Question

test for symmetry with respect to each axis and to the origin. y=x^3+x

Answer 1

first I should see if its symmetric with the origin..i believe you change the x and y values signs.. can you show that first?

Answer 2

There are two ways to do this -- visually (using a grapher) or algebraically. Are you supposed to do one or the other?

Answer 3

I am supposed to show my work, so yeah algebraically

Answer 4

\[(-y) = (-x)^3 + (-x) \\ -y = -x - x\]

Compare that with what you get originally

Answer 5

So far, to check if symmetric on origin, I have y=x^3+x, then I made it -y=(-x)^3 - x

Answer 6

that doesn't match, so it isn't symmetric with the origin?

Answer 7

Ok, that makes sense. Are you allowed to verify your work or use a grapher as you are solving the problem? (It will help you make sure your answers are correct.)

There are two main tests:

1) Symmetric about origin
Everywhere you see an x, replace it with a y and vice versa.

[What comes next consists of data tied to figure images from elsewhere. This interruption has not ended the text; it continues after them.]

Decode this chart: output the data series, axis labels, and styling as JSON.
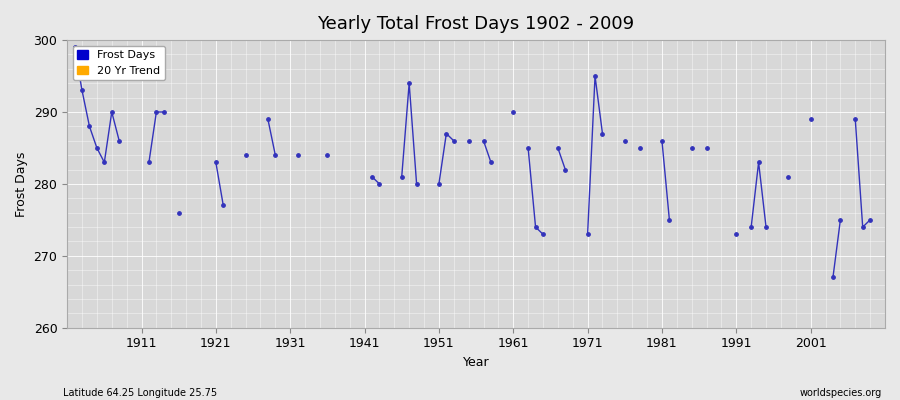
{
  "title": "Yearly Total Frost Days 1902 - 2009",
  "xlabel": "Year",
  "ylabel": "Frost Days",
  "footnote_left": "Latitude 64.25 Longitude 25.75",
  "footnote_right": "worldspecies.org",
  "legend_entries": [
    "Frost Days",
    "20 Yr Trend"
  ],
  "legend_colors": [
    "#0000cc",
    "#ffaa00"
  ],
  "line_color": "#3333bb",
  "bg_color": "#e8e8e8",
  "plot_bg_color": "#d8d8d8",
  "ylim": [
    260,
    300
  ],
  "xlim": [
    1901,
    2011
  ],
  "yticks": [
    260,
    270,
    280,
    290,
    300
  ],
  "xticks": [
    1911,
    1921,
    1931,
    1941,
    1951,
    1961,
    1971,
    1981,
    1991,
    2001
  ],
  "years": [
    1902,
    1903,
    1904,
    1905,
    1906,
    1907,
    1908,
    1912,
    1913,
    1914,
    1916,
    1921,
    1922,
    1925,
    1928,
    1929,
    1932,
    1936,
    1942,
    1943,
    1946,
    1947,
    1948,
    1951,
    1952,
    1953,
    1955,
    1957,
    1958,
    1961,
    1963,
    1964,
    1965,
    1967,
    1968,
    1971,
    1972,
    1973,
    1976,
    1978,
    1981,
    1982,
    1985,
    1987,
    1991,
    1993,
    1994,
    1995,
    1998,
    2001,
    2004,
    2005,
    2007,
    2008,
    2009
  ],
  "values": [
    299,
    293,
    288,
    285,
    283,
    290,
    286,
    283,
    290,
    290,
    276,
    283,
    277,
    284,
    289,
    284,
    284,
    284,
    281,
    280,
    281,
    294,
    280,
    280,
    287,
    286,
    286,
    286,
    283,
    290,
    285,
    274,
    273,
    285,
    282,
    273,
    295,
    287,
    286,
    285,
    286,
    275,
    285,
    285,
    273,
    274,
    283,
    274,
    281,
    289,
    267,
    275,
    289,
    274,
    275
  ]
}
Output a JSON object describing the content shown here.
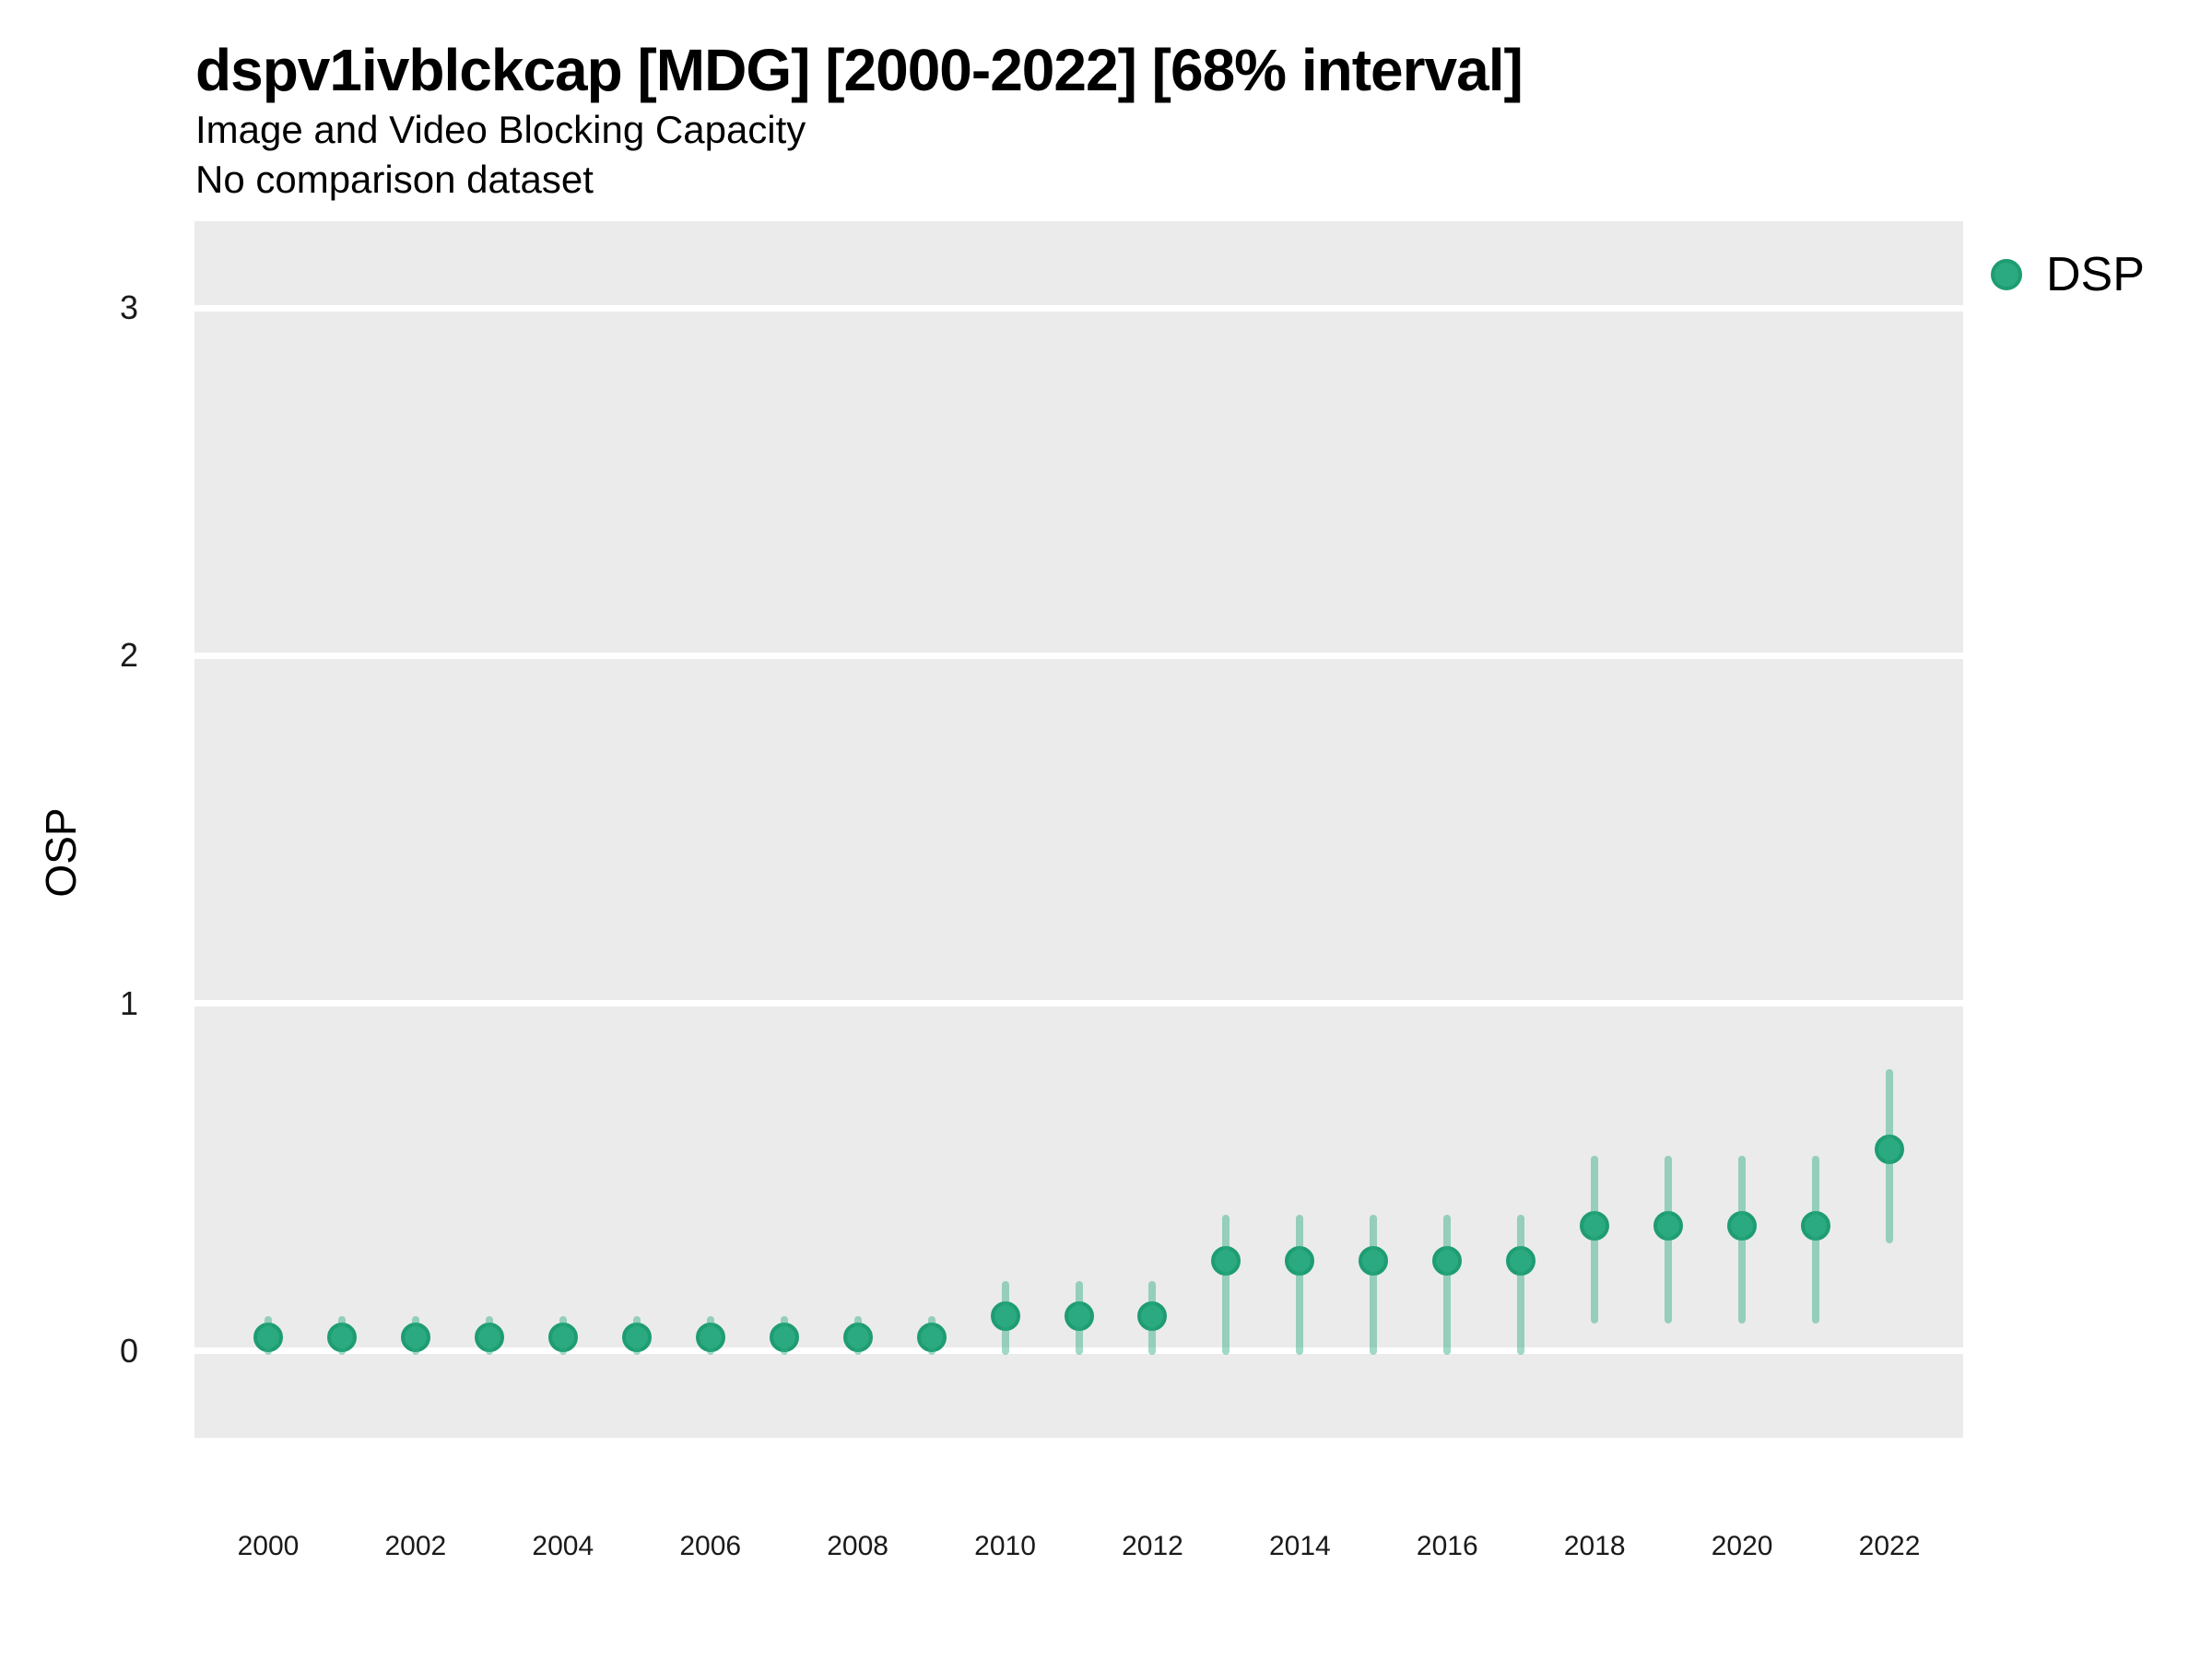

2) Symmetric about the y-axis
Everywhere you see an x , replace it with -x

3) If the function was symmetric about the y axis... it wouldn't be a function (wouldn't be a function of x anyway). (why is this?)

Answer 8

I have to show it on paper. I already checked origin, and found it isn't symmetric about it,right? Now can you help me find if it is symmetric with x and y? :)

Answer 9

So if symmetric with y axis? would I have: y= -x - x after simplification?

Answer 10

@schmidtdancer yup, you showed it's not symmetric about the origin. My first step was actually finding if it was symmetric about the line y = x.

Answer 11

y = x^3 + x

replace x with -x

y = (-x)^3 + (-x)
y = -x -x
y = -2x

Clearly this is not the same.

Answer 12

ok, thats what I had. so not symmetric about origin OR y-axis. Now, lastly, do i check if symmetric about x-axis?

Answer 13

By the way there are LOTS and LOTS of worked examples here: http://tutorial.math.lamar.edu/Classes/Alg/Symmetry.aspx

They might be useful to reference against more complex problems.

Answer 14

ok.

Answer 15

y = (-x)^3 + (-x)
y = (-1)^3(x)^3 - x notice that we are raising -x to the third. This is just negative one to the third times x to the third.

y = -x^3 -x

I think it might be too early for me to be on open study. I feel I'm making too many errors. :(

Answer 16

So we are wrong??

Answer 17

Oh that was for symmetry on y-axis.... But it is still no? right,

Answer 18

Here's how it breaks down.

1) Symmetric about the origin = YES
2) Symmetric about x axis = NO
3) Symmetric about y axis = NO

I'm going to write up the reasons why and double-check them. I apologize for any confusion. :( I'm usually more on the ball but I just woke up.

Answer 19

No prob! Are u sure about those?

Answer 20

Hey sorry I'm back.

Answer 21

Symmetric about origin?
replace x with -x
replace y with -y
If the equation is the same, then YES. Otherwise, NO.

1) Origin
y = x^3 + x
(-y) = (-x)^3 + (-x) replacement of variables
-y = -x^3 - x note that a negative raised to an ODD power is always negative.
y = x^3 +x dividing through by -1 gives us the original equation.
YES

2) x-axis
replace y with -y
If the equation is the same, then YES. Otherwise, NO.

y = x^3 + x
-y = x^3 + x replacement of variable
the equations are NOT the same, you can't get rid of the negative in front of the y.
NO

3) y-axis
replace x with -x

y = x^3 + x
y = (-x)^3 + (-x) replacement of variable
y = -x^3 - x note that a negative raised to an ODD power is always negative.
the equations are NOT the same, you can't get rid of the negative in front of the xs.
NO

Answer 22

I usually don't like to type up full replies like that with such explicit answers, but in this case I felt it was needed because I was being confusing in the beginning. Hope this helps, and please check out http://tutorial.math.lamar.edu/Classes/Alg/Symmetry.aspx for even more examples. :)